Para quem acha o alerta puramente pessimista, a coordenadora do curso de Farmácia da Pontifícia Universidade Católica do Paraná (PUCPR) e conselheira do Conselho Regional de Farmácia do Paraná (CRF-PR), Cynthia Bordin, explica que a prática de tomar medicamentos para fins não prescritos em bula realmente não é recomendada, já que os riscos são muito maiores que os possíveis benefícios.


"Um remédio passa por uma série de testes e só é comercializado se for verificado que seu uso é seguro para tratar uma doença.
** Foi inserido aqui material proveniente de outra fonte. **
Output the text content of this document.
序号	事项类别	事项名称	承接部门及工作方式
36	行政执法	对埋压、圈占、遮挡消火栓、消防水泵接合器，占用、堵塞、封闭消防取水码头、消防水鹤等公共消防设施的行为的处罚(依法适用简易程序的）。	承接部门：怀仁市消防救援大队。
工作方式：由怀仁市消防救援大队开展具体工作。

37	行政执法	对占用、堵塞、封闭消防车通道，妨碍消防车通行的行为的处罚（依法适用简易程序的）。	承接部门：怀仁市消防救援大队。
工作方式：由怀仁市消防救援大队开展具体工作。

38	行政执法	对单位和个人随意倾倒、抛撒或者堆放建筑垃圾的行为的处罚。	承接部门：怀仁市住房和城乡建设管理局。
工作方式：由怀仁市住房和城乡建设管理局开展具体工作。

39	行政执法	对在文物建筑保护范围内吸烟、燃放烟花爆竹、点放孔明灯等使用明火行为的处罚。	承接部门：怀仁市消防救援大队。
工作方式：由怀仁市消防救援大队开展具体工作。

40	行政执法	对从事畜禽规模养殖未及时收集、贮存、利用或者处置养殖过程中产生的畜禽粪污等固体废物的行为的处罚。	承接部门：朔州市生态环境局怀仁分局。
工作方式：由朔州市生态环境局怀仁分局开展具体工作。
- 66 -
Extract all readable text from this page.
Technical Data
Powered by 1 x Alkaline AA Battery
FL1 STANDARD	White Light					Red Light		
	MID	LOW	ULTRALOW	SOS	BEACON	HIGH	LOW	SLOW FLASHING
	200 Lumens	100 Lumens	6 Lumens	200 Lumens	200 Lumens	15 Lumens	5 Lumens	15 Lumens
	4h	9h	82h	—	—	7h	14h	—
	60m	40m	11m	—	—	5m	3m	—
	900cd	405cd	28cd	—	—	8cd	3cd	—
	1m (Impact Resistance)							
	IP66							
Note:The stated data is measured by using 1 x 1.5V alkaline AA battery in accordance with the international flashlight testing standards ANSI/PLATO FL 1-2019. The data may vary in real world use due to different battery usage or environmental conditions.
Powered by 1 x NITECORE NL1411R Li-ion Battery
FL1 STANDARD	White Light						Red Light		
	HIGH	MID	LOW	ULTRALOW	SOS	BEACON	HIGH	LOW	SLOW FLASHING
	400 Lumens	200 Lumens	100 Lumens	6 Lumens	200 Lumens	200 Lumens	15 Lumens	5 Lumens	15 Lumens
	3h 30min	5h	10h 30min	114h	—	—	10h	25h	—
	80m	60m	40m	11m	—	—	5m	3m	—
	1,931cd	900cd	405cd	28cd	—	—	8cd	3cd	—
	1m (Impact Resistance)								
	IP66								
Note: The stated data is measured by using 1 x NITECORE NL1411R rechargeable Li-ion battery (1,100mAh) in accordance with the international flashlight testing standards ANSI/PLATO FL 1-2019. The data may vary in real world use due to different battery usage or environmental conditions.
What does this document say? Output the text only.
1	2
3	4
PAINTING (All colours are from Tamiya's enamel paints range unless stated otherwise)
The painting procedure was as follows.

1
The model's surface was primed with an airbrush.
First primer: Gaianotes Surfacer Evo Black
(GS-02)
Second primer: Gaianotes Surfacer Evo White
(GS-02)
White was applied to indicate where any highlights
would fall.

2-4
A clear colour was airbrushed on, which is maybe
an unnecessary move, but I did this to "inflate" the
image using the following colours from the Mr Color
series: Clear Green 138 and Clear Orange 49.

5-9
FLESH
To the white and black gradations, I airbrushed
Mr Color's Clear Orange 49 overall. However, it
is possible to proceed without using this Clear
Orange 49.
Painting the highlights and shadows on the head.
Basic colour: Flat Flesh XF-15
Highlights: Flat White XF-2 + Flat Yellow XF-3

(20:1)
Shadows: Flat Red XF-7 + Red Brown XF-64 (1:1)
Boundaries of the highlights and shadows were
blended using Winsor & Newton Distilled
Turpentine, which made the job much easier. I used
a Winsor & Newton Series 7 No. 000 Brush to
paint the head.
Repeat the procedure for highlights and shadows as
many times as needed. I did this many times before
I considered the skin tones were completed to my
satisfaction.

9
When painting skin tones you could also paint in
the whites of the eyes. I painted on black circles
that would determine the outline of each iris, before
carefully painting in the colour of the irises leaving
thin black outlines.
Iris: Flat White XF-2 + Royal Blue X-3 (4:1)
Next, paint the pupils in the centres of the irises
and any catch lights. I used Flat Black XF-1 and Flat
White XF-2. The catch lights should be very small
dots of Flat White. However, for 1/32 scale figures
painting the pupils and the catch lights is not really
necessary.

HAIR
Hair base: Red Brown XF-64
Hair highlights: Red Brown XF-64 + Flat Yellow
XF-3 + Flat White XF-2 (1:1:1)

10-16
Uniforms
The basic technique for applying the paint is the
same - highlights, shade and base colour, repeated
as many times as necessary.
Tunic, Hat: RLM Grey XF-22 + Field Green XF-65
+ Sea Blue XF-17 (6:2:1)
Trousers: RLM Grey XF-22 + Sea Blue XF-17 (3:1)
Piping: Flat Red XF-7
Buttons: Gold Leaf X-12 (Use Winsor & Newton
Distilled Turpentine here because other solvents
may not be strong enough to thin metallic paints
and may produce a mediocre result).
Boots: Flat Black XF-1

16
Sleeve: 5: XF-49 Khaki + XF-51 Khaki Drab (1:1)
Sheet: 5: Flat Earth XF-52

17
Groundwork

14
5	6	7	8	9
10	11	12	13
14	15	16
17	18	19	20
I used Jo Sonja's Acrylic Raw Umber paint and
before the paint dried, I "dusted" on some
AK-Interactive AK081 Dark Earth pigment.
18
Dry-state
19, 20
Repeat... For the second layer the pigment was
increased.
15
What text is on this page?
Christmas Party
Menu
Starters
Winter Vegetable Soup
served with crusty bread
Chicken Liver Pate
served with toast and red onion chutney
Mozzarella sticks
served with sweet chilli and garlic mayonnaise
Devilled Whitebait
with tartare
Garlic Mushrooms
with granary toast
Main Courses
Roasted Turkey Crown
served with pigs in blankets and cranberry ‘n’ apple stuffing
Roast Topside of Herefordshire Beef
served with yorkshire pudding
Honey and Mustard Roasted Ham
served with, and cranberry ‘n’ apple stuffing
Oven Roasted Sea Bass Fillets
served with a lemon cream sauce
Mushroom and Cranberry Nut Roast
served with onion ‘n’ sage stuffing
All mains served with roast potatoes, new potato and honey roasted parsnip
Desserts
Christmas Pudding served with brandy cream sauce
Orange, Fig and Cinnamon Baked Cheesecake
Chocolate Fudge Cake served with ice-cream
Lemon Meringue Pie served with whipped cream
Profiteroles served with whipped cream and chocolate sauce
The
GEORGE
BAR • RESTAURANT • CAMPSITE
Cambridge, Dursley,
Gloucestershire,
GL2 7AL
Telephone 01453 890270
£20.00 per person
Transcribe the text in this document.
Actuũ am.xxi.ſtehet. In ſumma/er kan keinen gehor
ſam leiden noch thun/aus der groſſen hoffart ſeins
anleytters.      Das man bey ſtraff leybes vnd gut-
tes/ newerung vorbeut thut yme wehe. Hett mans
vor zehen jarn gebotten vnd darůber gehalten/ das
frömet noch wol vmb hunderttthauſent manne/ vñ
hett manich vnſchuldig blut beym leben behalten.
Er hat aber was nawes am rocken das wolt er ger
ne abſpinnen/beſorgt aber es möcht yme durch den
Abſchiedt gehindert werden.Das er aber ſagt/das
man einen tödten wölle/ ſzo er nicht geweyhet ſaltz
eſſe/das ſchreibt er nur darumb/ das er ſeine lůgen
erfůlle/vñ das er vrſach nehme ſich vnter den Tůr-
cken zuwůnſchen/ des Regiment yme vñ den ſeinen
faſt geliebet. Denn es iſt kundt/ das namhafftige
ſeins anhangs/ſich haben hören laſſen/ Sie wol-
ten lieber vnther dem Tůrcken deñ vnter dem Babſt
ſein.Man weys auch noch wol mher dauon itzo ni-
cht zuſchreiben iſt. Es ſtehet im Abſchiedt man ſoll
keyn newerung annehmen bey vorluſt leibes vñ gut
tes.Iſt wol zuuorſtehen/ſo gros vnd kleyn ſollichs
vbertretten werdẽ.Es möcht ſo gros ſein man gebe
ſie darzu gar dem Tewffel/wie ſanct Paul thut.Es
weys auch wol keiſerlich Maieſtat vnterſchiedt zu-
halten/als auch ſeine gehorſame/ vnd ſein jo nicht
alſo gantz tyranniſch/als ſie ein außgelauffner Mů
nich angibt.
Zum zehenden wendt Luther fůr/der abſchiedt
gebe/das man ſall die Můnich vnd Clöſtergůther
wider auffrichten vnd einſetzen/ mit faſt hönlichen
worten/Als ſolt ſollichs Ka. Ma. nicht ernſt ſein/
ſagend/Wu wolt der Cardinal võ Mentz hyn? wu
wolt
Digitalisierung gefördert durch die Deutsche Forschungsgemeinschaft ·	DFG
Se você opta pelo off label, não sabe quais as implicações para o seu organismo porque não foram feitos estudos para testar esse uso alternativo", explica. "É um tiro no escuro que tem grandes chances de dar errado."


O principal problema, segundo a médica endocrinologista e presidente da Câmara Técnica de Medicamentos do Conselho Regional de Medicina do Paraná (CRM-PR), Monica Kastrup, é a falta de conhecimento sobre os possíveis efeitos do medicamento em pessoas saudáveis em longo prazo.


"A discussão é até que ponto vale a pena usar um medicamento sem a segurança do que pode acontecer. Desde problemas hepáticos, cardíacos, neurológicos e renais, que podem deixar sequelas permanentes, até casos de parada cardíaca e óbito, nada pode ser descartado se não temos testes que demonstrem as possíveis reações."


Outra ressalva é que cada organismo reage de maneira única quando é exposto a uma medicação: o que faz bem para um,não necessariamente vai ter efeito positivo em outro. "Também há o risco da dosagem excessiva, já que, sem estudos, não é possível saber qual a quantidade de medicamento necessária para cada caso."



Discussões antigas


O farmacêutico e assessor técnico do Conselho Federal de Farmácia (CRF) José Luiz Miranda Mal­­do­­na­do explica que as discussões so­­bre o uso off label de medicamentos são antigas e, hoje, influenciam uma "briga" entre as indústrias farmacêuticas.


"Basicamente, se a pesquisa mostra que um determinado remédio oferece efeitos colaterais e eles podem ser comercialmente mais atrativos que o intuito inicial da pesquisa, muda-se o foco e investe-se nesse efeito colateral como solução para outro problema."


Um exemplo disso é o Viagra. Inicialmente, o medicamento foi pesquisado como um vasodilatador que poderia revolucionar o tratamento de hipertensão pulmonar. Durante a fase de testes, verificou-se que um dos efeitos adversos nos pacientes era um aumento da ereção peniana. "Não deu outra: em algum tempo o uso principal foi deixado de lado e o Viagra virou a sensação das farmácias por seu efeito, até então secundário, contra a disfunção erétil."



Indicação de Victoza como emagrecedor merece cautela


Para a coordenadora do curso de Farmácia da Pontifícia Uni­ver­si­dade Católica do Paraná (PUCPR), Cyn­­thia Bordin, a palavra de or­­dem quanto ao Victoza é cautela. Segundo ela, fica clara a necessidade de mais testes para dar segurança à prescrição para perda de peso.


"Por ser um medicamento no­­vo, não sabemos ao certo qual o efeito colateral em pacientes diabéticos que o usam por muito tempo. Nos casos de pessoas sem a doen­­­ça que o utilizam, o conhecimento é ainda menor e não fazemos a mínima ideia das implicações em longo prazo."


A presidente da Câmara Técni­ca de Medicamentos do Conselho Re­­­­gional de Medicina do Paraná (CRM-PR), Monica Kastrup, explica que o dia a dia com o medicamento não é tão agradável quanto a re­­vista Veja mostrou há algumas se­­­­manas. "Só o preço já assusta: ca­­da embalagem custa R$ 400. Além disso, ele causa náuseas, enjoo e exige cautela porque altera a quantidade de hormônios, o que pode render problemas na tireoide."


Para ela, o medicamento virou a sensação devido a uma falsa promessa "milagrosa". "Todos buscam uma fórmula mágica, mas é fantasioso achar que um medicamento vai fazer a pessoa emagrecer sem qualquer esforço."